My LBS just finished building up my new commuter, do-it-all bike -- a Ritchey Breakaway Cross. I've been wanting a cross bike for a while since I no longer own a mountain bike and have always loved the Ritchey Swiss Cross (one of my holy grails). Altho I never found a Swiss Cross, I got the next best thing -- and perhaps better for my purposes.

I'll be using the bike for commuting as well as trail rides and light touring, and the Breakaway Cross has mounts for fenders and racks, which the Swiss Cross does not. Plus I love the orange-and-gray color scheme, which Ritchey only produced for a short while. Just picked up the bike yesterday so I haven't had an opportunity to ride it except for around the parking lot, but I think it's going to be a winner.

I put Rivendell Jack Brown tires on it for road use so I won't have to reset my computer when I use my wheelset with 32 mm cross tires for off-road use.

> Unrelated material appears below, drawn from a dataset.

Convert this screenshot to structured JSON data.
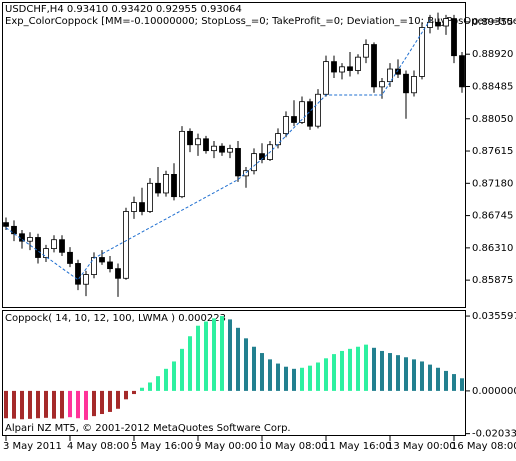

It should ride super comfy.

The bonus is that it came with a travel case, and it will pack down to the size of a large suit case, so I can use it for cycling in other parts of the country. I usually ride 1-2 bike tours every year but have previously restricted my trips to those within driving range. Now I can fly across the US and take a bike with me. Hello Oregon!


----------



## commutenow (Sep 26, 2004)

Awesome color combination. Have many great rides on your bike.


----------



## Kristatos (Jan 10, 2008)

That's one of the nicest setups I've seen in a while. A breakaway or some S&S coupled frame is definitely in my future. I agree on the paint scheme of yours looking dope and the tires tape and seat set it off nicely. Well done.


----------



## joemastro (Nov 21, 2008)

Love the color. Bike looks great. Have fun!


----------



## 55x11 (Apr 24, 2006)

tarwheel2, this is fantastic! I strongly believe Ritchey Breakaway Cross is *THE* most versatile bike ever built, everyone must have one. It's like swiss knife of bikes.

I am a bit nostalgic about orange and grey color scheme (what year model is this)? I agree with others, nice color choice. You will love it!


----------



## tarwheel2 (Jul 7, 2005)

To be honest, I don't know the year model because I bought the frame used. However, I'll check the bottom bracket to see if it is stamped in the serial number. I think they sold the orange-gray model for only one year and I've had my eyes open for one ever since. Saw this frame posted for sale on eBay within the last 10 minutes of the auction, submitted a last second bid and won it. Couldn't believe my luck.


----------



## 55x11 (Apr 24, 2006)

tarwheel2 said:


> To be honest, I don't know the year model because I bought the frame used. However, I'll check the bottom bracket to see if it is stamped in the serial number. I think they sold the orange-gray model for only one year and I've had my eyes open for one ever since. Saw this frame posted for sale on eBay within the last 10 minutes of the auction, submitted a last second bid and won it. Couldn't believe my luck.


Based on coloring scheme, I think yours is 2009 model.


----------



## Tachycardic (Mar 31, 2013)

I love this bike. Always regretted not getting one. Congratulations!


----------